Note that since the search database is separate from the primary database anyway, moving this logic to event consumers does not change behavior with respect to database transactions.
Batch indexing pipeline
Sometimes a new field needs to be added to all existing instances of a search document. For example, we might decide we want to start indexing a computed field called “billing status” for a shipment, which aggregates the payments statuses for all payable and receivable invoices. We need to go back and update all the existing documents to include this field. For this, cursor-based list backfill with checkpointing by saving to the filesystem is a good option. A resumable Temporal workflow also works.
Denormalized records
Reindexing becomes very slow and expensive if entity traversal and data loading is done as part of search indexing. An option here is to break the indexing pipeline into two steps: first, compute a “denormalized record” and store it within the primary database using a JSON field; second, read from the denormalized record table in batch and index directly into the search database.
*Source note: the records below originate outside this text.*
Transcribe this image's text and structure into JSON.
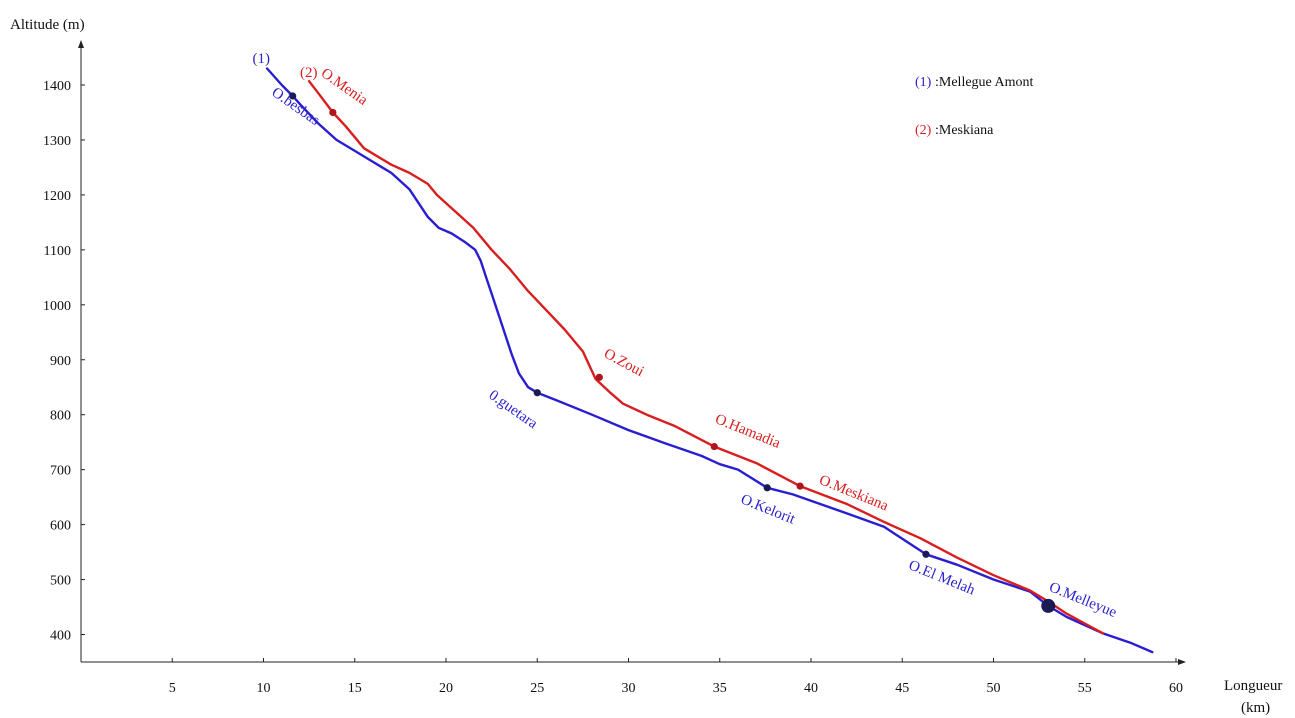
{
  "chart_data": {
    "type": "line",
    "ylabel": "Altitude (m)",
    "xlabel_line1": "Longueur",
    "xlabel_line2": "(km)",
    "xlim": [
      0,
      60
    ],
    "ylim": [
      350,
      1450
    ],
    "x_ticks": [
      5,
      10,
      15,
      20,
      25,
      30,
      35,
      40,
      45,
      50,
      55,
      60
    ],
    "y_ticks": [
      400,
      500,
      600,
      700,
      800,
      900,
      1000,
      1100,
      1200,
      1300,
      1400
    ],
    "grid": false,
    "colors": {
      "series1": "#2a1fd0",
      "series2": "#d81e1e",
      "marker_dark": "#1a1a55",
      "marker_red": "#b0141c"
    },
    "series": [
      {
        "id": "s1",
        "tag": "(1)",
        "tag_x": 9.4,
        "tag_y": 1440,
        "points": [
          [
            10.2,
            1430
          ],
          [
            11,
            1400
          ],
          [
            11.6,
            1380
          ],
          [
            12,
            1365
          ],
          [
            13,
            1330
          ],
          [
            14,
            1300
          ],
          [
            15,
            1280
          ],
          [
            16,
            1260
          ],
          [
            17,
            1240
          ],
          [
            18,
            1210
          ],
          [
            18.5,
            1185
          ],
          [
            19,
            1160
          ],
          [
            19.6,
            1140
          ],
          [
            20.3,
            1130
          ],
          [
            21,
            1115
          ],
          [
            21.6,
            1100
          ],
          [
            21.9,
            1080
          ],
          [
            22.2,
            1050
          ],
          [
            22.6,
            1010
          ],
          [
            23.1,
            960
          ],
          [
            23.6,
            910
          ],
          [
            24,
            875
          ],
          [
            24.5,
            850
          ],
          [
            25,
            840
          ],
          [
            26,
            827
          ],
          [
            28,
            800
          ],
          [
            30,
            772
          ],
          [
            32,
            748
          ],
          [
            34,
            725
          ],
          [
            35,
            710
          ],
          [
            36,
            700
          ],
          [
            37.6,
            667
          ],
          [
            39,
            655
          ],
          [
            42,
            620
          ],
          [
            44,
            596
          ],
          [
            46.3,
            546
          ],
          [
            48,
            527
          ],
          [
            50,
            500
          ],
          [
            52,
            478
          ],
          [
            53,
            452
          ],
          [
            54,
            432
          ],
          [
            56,
            402
          ],
          [
            57.5,
            385
          ],
          [
            58.7,
            368
          ]
        ]
      },
      {
        "id": "s2",
        "tag": "(2)",
        "tag_x": 12.0,
        "tag_y": 1415,
        "points": [
          [
            12.5,
            1407
          ],
          [
            13,
            1385
          ],
          [
            13.8,
            1350
          ],
          [
            14.5,
            1325
          ],
          [
            15,
            1305
          ],
          [
            15.5,
            1285
          ],
          [
            16,
            1275
          ],
          [
            17,
            1255
          ],
          [
            18,
            1240
          ],
          [
            19,
            1220
          ],
          [
            19.5,
            1200
          ],
          [
            20.5,
            1170
          ],
          [
            21.5,
            1140
          ],
          [
            22.5,
            1100
          ],
          [
            23.5,
            1065
          ],
          [
            24.5,
            1025
          ],
          [
            25.5,
            990
          ],
          [
            26.5,
            955
          ],
          [
            27.5,
            915
          ],
          [
            28.2,
            865
          ],
          [
            29,
            840
          ],
          [
            29.7,
            820
          ],
          [
            31,
            800
          ],
          [
            32.5,
            780
          ],
          [
            34.7,
            742
          ],
          [
            37,
            712
          ],
          [
            39.4,
            670
          ],
          [
            42,
            637
          ],
          [
            44,
            605
          ],
          [
            46,
            575
          ],
          [
            48,
            540
          ],
          [
            50,
            508
          ],
          [
            52,
            480
          ],
          [
            53,
            460
          ],
          [
            54,
            438
          ],
          [
            55,
            420
          ],
          [
            56,
            402
          ]
        ]
      }
    ],
    "markers": [
      {
        "x": 11.6,
        "y": 1380,
        "series": "s1",
        "size": "small",
        "label": "O.besbas",
        "label_x": 10.4,
        "label_y": 1383,
        "rotate": 35
      },
      {
        "x": 25.0,
        "y": 840,
        "series": "s1",
        "size": "small",
        "label": "0.guetara",
        "label_x": 22.3,
        "label_y": 832,
        "rotate": 35
      },
      {
        "x": 37.6,
        "y": 667,
        "series": "s1",
        "size": "small",
        "label": "O.Kelorit",
        "label_x": 36.1,
        "label_y": 640,
        "rotate": 22
      },
      {
        "x": 46.3,
        "y": 546,
        "series": "s1",
        "size": "small",
        "label": "O.El Melah",
        "label_x": 45.3,
        "label_y": 520,
        "rotate": 22
      },
      {
        "x": 13.8,
        "y": 1350,
        "series": "s2",
        "size": "small",
        "label": "O.Menia",
        "label_x": 13.1,
        "label_y": 1418,
        "rotate": 35
      },
      {
        "x": 28.4,
        "y": 868,
        "series": "s2",
        "size": "small",
        "label": "O.Zoui",
        "label_x": 28.6,
        "label_y": 906,
        "rotate": 28
      },
      {
        "x": 34.7,
        "y": 742,
        "series": "s2",
        "size": "small",
        "label": "O.Hamadia",
        "label_x": 34.7,
        "label_y": 786,
        "rotate": 22
      },
      {
        "x": 39.4,
        "y": 670,
        "series": "s2",
        "size": "small",
        "label": "O.Meskiana",
        "label_x": 40.4,
        "label_y": 675,
        "rotate": 22
      },
      {
        "x": 53.0,
        "y": 452,
        "series": "s1",
        "size": "large",
        "label": "O.Melleyue",
        "label_x": 53.0,
        "label_y": 480,
        "rotate": 22
      }
    ],
    "legend": {
      "placement": "top-right",
      "entries": [
        {
          "tag": "(1)",
          "name": ":Mellegue Amont",
          "color": "#2a1fd0"
        },
        {
          "tag": "(2)",
          "name": ":Meskiana",
          "color": "#d81e1e"
        }
      ]
    }
  }
}
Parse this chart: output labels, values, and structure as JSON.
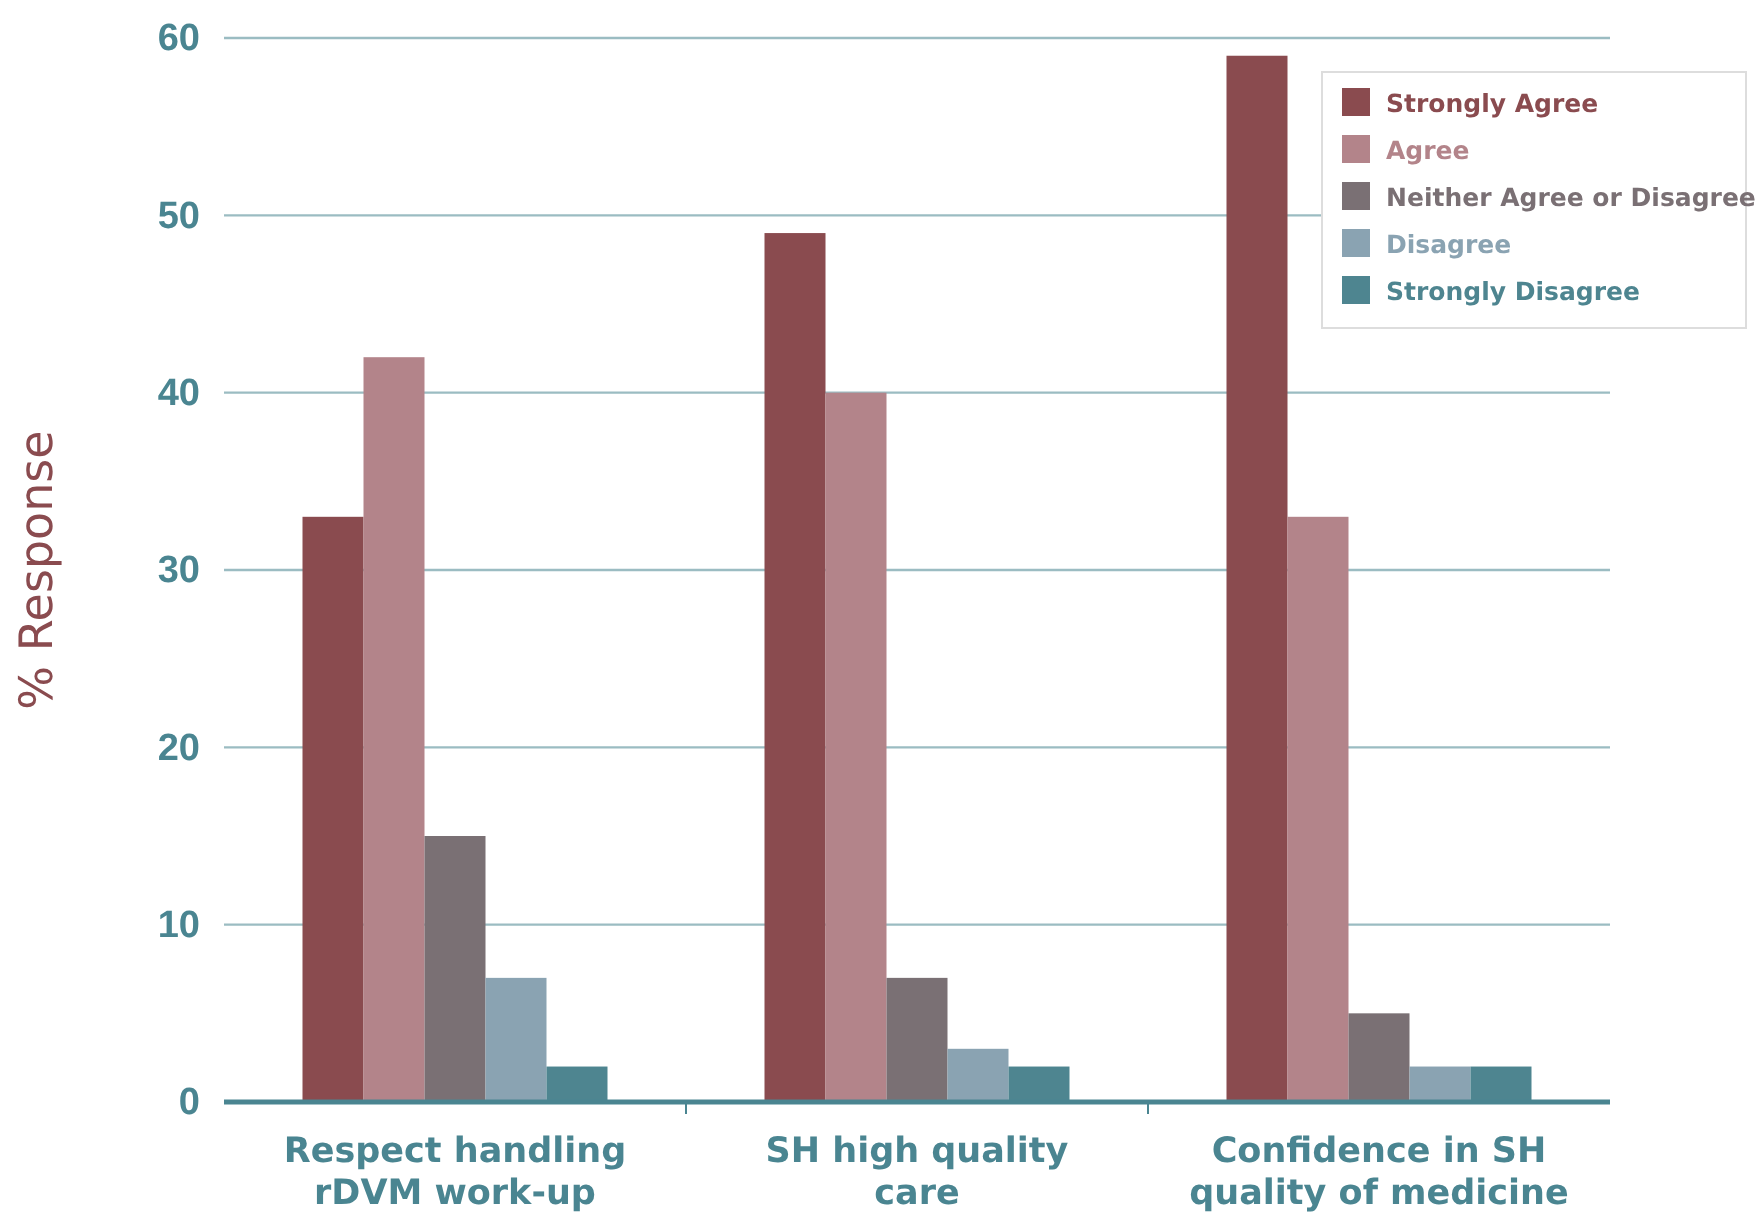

This improves debuggability by making it easier to determine whether something is broken in the step to produce a denormalized record or whether something is broken in the step to index the denormalized record in the search database. This is especially useful for complex computed fields – having the intermediate result in the primary database is helpful for quick iteration.
Product interface - entrypoint
I find it’s best to allow the search box and search results to be accessible without leaving the current page. For example, embedding the search box as a fixed part of the top menu bar, or accessible through a shortcut.
Let’s say I’m viewing a PDF file and want to find data related to a specific reference number on the PDF. With a search box widget in the top menu bar, I can copy/paste from the PDF to search and see results in a hovering drop down. If there are two shipment results, I can cross-check the rich shipment search result row against what’s visible in the PDF file to determine which of the shipments I want – all without leaving the page with the PDF.
The alternative is to require transitioning to a different full page view to perform search. Such an approach creates a context switch that is unnecessary for most use cases. It adds additional clicks, clutters up the user’s browser search history, is visually jarring, etc.
Product interface - results
Given that search results may return many different entity types, the interface should provide “rich” search results for each entity type. For example, a shipment result might include a small route preview with the origin and destination city and the carrier. An email result might include the email title and sender. An organization might include its name, address, USDOT number, etc. The rich results provide two benefits:
Visually distinguish different entity types, reifying concepts in the domain model. Provide additional data points to help users find what they are looking for. These data points vary based on entity.
Backend-to-frontend API
There are two approaches here. The backend can expose a single API that tasks a search term and returns all results of any type, or it can expose APIs per entity type. The former approach allows the backend to control the sorting of results across entity types, but it adds complexity. The latter approach is more straightforward, especially with GraphQL, wherein a single network request can fetch data from several search indices at once. This approach also makes it easier to fetch exactly what’s needed for each entity type:
query SearchQuery($term: String!) {
organizations(term: $term, first: 10) {
edges {
qid
name
primaryAddress {
city
state
}
}
}
artifacts(term: $term, first: 10) {
edges {
qid
name
format
type
}
}
shipments(term: $term, first: 10) …
invoices(term: $term, first: 10) …
}
Backend implementation
I’ve seen good success with the Searchkit library and custom GraphQL APIs.